Alexander Siegl, stellv. Business Unit Leiter TI Service Factory, Axians Deutschland. (Foto: Axians)
Ja, tatsächlich war ich ursprünglich als Servicetechniker für Telekommunikation für Axians draußen an den Anlagen unterwegs. Später konnte ich den Geschäftsbereich E-Mobility mitgestalten – bis hin zu unseren heutigen Dienstleistungen und der dahinterliegenden Serviceplattform.
Was hat sich in den letzten Jahren geändert?

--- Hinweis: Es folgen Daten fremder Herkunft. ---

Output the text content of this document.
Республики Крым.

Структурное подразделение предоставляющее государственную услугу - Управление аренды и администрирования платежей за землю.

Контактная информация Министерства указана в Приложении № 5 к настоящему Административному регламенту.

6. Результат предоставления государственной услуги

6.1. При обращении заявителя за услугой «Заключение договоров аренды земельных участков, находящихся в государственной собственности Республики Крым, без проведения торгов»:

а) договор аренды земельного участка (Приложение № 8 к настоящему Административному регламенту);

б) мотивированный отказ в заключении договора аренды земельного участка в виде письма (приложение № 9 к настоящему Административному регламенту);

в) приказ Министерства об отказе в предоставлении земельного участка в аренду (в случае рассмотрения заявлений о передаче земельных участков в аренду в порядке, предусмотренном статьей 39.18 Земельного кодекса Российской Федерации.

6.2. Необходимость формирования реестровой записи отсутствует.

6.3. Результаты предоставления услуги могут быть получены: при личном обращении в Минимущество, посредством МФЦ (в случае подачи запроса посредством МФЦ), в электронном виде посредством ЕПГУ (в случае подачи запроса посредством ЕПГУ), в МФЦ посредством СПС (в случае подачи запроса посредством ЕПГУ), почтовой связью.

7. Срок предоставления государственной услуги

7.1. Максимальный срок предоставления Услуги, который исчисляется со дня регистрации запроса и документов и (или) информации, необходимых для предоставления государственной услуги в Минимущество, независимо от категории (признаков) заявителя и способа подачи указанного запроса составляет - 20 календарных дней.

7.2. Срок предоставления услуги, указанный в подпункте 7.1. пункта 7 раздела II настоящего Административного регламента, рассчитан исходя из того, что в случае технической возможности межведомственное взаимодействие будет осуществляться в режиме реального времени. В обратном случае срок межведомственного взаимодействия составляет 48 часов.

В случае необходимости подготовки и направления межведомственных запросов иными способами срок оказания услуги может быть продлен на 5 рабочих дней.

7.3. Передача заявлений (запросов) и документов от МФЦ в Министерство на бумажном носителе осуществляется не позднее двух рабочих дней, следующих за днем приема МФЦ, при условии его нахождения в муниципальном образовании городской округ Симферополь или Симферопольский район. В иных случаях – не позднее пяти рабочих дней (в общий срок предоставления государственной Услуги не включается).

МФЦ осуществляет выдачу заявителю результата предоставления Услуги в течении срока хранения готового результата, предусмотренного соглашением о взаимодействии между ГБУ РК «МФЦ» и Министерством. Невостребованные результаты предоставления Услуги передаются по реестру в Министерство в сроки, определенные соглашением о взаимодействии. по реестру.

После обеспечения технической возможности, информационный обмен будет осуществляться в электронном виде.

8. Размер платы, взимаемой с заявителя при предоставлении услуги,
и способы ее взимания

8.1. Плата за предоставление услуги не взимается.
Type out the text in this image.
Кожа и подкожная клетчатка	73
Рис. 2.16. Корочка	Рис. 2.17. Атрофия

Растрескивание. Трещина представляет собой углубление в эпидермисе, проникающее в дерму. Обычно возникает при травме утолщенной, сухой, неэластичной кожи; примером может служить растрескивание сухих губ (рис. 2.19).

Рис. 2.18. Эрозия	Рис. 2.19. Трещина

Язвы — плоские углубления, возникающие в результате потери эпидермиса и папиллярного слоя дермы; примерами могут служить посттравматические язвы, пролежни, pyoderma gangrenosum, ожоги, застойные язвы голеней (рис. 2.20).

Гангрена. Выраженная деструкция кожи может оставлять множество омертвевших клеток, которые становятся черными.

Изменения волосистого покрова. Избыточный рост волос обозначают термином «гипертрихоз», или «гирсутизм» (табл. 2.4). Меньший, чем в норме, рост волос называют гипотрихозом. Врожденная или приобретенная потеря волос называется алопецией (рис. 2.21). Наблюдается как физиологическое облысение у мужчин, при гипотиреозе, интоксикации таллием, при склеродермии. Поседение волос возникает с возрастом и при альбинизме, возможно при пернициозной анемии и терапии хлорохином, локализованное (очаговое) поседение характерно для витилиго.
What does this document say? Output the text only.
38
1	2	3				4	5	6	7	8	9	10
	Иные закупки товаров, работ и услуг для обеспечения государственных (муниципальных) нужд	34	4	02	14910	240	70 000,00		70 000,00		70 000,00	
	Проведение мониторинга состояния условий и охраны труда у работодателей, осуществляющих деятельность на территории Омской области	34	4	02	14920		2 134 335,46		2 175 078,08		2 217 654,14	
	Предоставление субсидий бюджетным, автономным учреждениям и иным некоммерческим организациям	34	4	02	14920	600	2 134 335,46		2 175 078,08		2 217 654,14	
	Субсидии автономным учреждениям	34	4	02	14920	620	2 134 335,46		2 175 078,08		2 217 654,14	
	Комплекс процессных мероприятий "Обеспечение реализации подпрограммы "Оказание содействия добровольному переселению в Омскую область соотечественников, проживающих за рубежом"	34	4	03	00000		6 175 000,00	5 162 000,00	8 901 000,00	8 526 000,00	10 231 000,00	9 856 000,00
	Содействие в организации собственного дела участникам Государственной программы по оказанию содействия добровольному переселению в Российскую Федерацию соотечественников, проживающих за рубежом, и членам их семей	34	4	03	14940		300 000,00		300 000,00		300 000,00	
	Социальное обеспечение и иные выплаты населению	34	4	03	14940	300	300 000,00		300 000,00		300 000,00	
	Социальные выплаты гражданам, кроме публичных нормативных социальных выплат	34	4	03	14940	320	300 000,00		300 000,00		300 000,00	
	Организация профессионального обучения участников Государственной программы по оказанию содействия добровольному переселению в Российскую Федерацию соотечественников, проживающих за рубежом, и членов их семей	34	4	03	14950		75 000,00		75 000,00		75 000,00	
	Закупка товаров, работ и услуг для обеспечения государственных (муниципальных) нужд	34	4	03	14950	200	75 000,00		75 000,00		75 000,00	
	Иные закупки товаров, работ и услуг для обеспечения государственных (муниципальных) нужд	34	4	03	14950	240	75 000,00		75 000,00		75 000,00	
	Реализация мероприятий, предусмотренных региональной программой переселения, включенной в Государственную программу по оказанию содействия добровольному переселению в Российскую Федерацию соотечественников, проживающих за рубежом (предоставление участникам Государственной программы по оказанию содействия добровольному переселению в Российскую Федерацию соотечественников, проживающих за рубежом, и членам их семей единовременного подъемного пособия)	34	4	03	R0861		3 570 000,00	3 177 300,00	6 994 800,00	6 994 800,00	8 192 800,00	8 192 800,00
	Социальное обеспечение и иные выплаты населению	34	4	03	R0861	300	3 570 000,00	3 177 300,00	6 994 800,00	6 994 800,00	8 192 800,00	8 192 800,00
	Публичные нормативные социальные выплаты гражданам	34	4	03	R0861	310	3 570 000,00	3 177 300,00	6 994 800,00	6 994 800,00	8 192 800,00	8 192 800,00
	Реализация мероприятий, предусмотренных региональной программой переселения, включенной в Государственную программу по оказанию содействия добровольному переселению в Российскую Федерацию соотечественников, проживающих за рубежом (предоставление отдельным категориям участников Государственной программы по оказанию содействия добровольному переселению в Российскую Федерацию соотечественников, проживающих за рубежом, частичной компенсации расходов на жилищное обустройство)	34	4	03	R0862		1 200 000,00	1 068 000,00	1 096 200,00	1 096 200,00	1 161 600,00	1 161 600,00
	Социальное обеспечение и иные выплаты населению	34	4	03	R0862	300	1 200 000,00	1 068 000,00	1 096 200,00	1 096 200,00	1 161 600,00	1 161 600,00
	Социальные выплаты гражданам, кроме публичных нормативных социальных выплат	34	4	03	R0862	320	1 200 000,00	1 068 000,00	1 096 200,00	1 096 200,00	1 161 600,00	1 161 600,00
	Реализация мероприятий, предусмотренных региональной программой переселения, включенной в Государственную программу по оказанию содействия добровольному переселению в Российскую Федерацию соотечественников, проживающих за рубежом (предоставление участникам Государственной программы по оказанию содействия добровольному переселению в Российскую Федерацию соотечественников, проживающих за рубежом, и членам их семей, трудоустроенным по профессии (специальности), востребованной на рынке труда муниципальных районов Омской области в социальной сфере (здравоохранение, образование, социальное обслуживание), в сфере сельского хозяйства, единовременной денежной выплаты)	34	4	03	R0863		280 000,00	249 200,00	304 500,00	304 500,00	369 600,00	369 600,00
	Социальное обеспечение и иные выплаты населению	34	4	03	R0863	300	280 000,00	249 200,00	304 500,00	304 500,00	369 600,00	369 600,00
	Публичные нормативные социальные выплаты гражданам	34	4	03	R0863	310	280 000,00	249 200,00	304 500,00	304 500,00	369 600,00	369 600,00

Wir sehen, dass Ladeinfrastruktur für die betriebliche und private Mobilität immer wichtiger wird – und mit der Skalierung natürlich auch ein zunehmend attraktives Geschäftsfeld. Das gilt für die Hersteller von Ladesäulen, aber auch für die Provider. Das können Anbieter großer Netze sein, aber auch Unternehmen, die Ladepunkte auf ihrem Gelände gegen Entgelt auch für die Öffentlichkeit verfügbar machen. Damit wird die Verfügbarkeit von Ladeinfrastruktur zum geschäftskritischen Faktor.
In welcher Hinsicht?
Jeder Ladepunkt, der nicht funktioniert, kostet bares Geld – weil der Außendienstler nicht pünktlich losfahren kann oder der zahlende Ladekunde eben anderswo Strom tankt. Und das summiert sich mit steigenden Zahlen. Hinzu kommt: Kein Ladesäulenhersteller oder -betreiber kann sich heute negative Nutzererfahrungen leisten, denn inzwischen herrscht starker Wettbewerbsdruck in allen Marktsegmenten. Die Ausfallzeiten müssen also auf ein Minimum reduziert werden – durch sehr effek- tive Wartungs- und Instandhaltungsprozesse. Aber das ist eben gar nicht so einfach…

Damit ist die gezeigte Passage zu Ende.